Early in the morning, Ubud’s pasar seni plays its traditional and time-honored role in the everyday lives of the Balinese. As a traditional market, it’s locals purchase all their usual needs, especially food.
Long before Western-style groceries and department stores set-up shop in developing countries, morning markets have sustained, and still sustain, village life. For visitors like me, it provides a colorful and lively glimpse on sundry local life and the chance to get some cheap delicious grub. Where else can you get hot-off-the-grill sate for a measly IDR 1,000 (Php 4.00)?
During my cooking class, we were toured there by our chef who pointed out all the different fruits, vegetables, and spices used in Indonesian cuisine. My favorite vegetable is this basket of smooth white eggplants.
Or if you have loads of time or really want to make your offering truly personal, all that you would ever need is there.
Of course, what’s a market without food?
Downstairs, at the peripherals are a few stalls selling freshly-cooked food such as roasted chicken, smoked duck, steamed rice, grilled sausages, sate, and other viands. A few tables are set-up for makan sini (literally to eat here) but most go for bungkus (literally to wrap). I bought a serving of rice and sausage for IDR 15,000 (Php 60) which I think was harga wusata (tourist price). The sausage was meaty and flavorful. I wish it was spicier, though, like the northern Thai Isaan sausages.
And because Bali is Hindu, babi (pork) is everywhere!
My aim really was to buy some spices to bring back home so I can cook those wonderful makanan I learned at cooking class. I bought three kinds of ginger (dried of course)— galangal, lezaro galangal, and a really aromatic one, zengleo.

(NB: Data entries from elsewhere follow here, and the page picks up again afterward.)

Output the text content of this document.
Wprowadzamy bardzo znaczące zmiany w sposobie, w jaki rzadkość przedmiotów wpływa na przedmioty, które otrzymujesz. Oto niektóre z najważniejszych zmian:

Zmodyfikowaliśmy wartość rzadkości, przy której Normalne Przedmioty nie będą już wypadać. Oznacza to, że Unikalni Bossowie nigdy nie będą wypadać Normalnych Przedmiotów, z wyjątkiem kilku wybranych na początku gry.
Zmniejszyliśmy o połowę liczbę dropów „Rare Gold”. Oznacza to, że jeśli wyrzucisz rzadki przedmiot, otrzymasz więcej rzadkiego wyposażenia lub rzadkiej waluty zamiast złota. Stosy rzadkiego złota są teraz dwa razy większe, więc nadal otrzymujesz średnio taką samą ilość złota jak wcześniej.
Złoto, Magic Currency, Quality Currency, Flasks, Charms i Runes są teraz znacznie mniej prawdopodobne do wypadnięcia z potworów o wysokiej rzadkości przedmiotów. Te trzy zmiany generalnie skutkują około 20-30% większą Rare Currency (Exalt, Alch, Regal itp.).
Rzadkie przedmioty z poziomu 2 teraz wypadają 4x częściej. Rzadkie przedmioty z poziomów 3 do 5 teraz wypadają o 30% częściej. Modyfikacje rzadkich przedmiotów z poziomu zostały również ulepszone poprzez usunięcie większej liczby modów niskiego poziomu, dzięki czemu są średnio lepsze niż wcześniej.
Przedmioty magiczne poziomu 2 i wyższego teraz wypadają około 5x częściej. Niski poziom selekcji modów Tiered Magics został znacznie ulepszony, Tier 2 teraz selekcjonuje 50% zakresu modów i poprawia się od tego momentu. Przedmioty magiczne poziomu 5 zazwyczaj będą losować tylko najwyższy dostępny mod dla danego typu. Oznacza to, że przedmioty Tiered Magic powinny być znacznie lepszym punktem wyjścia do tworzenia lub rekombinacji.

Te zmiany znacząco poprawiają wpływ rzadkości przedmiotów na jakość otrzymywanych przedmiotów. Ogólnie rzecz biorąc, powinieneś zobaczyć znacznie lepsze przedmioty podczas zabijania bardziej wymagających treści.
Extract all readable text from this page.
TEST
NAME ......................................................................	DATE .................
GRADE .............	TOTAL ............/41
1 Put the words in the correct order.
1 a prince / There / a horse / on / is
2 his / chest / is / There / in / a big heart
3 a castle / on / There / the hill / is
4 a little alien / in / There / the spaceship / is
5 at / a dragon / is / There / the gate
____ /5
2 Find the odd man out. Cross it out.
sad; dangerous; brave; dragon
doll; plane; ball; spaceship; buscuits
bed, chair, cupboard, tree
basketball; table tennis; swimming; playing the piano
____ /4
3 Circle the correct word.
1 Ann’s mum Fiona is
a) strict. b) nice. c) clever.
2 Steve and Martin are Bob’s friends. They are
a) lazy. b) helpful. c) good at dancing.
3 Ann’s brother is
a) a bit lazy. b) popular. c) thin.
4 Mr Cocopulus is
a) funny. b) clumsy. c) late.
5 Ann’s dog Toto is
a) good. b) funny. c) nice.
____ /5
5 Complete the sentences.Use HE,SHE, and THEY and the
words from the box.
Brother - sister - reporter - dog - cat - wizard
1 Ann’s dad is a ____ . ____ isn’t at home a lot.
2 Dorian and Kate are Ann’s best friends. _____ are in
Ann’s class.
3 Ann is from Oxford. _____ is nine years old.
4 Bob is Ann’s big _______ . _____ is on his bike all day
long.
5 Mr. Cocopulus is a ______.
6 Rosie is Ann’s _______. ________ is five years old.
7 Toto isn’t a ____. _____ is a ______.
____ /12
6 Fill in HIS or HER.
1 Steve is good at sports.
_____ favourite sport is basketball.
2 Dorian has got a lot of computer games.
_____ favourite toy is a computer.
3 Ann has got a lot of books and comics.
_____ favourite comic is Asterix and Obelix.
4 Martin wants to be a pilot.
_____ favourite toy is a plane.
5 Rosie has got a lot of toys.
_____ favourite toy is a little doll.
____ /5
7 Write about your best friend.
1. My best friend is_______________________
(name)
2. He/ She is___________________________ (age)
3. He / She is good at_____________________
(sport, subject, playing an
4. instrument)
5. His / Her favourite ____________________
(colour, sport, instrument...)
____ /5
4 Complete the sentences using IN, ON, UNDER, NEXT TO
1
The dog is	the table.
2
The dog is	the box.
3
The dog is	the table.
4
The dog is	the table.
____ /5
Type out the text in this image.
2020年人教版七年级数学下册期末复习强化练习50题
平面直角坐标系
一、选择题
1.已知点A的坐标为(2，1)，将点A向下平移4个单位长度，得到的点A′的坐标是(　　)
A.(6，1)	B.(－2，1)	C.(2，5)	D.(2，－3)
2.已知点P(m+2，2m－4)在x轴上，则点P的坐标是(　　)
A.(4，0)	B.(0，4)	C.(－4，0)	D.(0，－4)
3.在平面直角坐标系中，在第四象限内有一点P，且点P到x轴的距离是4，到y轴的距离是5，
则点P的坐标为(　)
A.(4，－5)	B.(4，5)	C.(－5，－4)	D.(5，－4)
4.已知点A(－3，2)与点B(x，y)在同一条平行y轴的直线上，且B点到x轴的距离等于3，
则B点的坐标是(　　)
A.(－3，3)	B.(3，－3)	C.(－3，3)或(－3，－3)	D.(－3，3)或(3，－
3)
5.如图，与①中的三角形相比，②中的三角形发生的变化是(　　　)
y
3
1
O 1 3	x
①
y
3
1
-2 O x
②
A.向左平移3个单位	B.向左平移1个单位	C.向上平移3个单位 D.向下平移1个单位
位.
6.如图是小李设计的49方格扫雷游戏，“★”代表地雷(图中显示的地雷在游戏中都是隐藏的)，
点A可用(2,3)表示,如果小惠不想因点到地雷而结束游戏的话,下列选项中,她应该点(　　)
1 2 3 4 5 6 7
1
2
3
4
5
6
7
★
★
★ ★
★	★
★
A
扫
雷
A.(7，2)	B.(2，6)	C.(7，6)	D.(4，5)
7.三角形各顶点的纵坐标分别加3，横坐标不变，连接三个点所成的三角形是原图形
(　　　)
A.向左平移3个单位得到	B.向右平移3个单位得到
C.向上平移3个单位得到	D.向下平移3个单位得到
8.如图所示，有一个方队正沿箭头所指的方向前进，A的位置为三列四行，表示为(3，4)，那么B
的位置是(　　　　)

These were going for IDR 20,000 per pack but bargained it down to IDR 13,000 because I bought a lot. A small pack of saffron was at IDR 20,000 but got it at IDR 15,000. I probably paid harga wisata but it was still quite cheap considering those types of ginger aren’t available back home.
There were lots of other things such as cinnamon, cardamom, vanilla, turmeric, black pepper, white pepper, nutmeg, and many more. Candle nuts (macadamia to you and me) were cheap. Still gotta check though if customs will allow it.
The traditional market is nice to browse around especially if you have a keen interest in cooking. It’s busy around 7 when most locals shop. Refrigeration is a luxury to most of the people so they market almost evetyday. That means you get fresh from the market ingredients in your meals. Everyrhing winds down past 8 as the vendors pack-up and the tourist stalls open.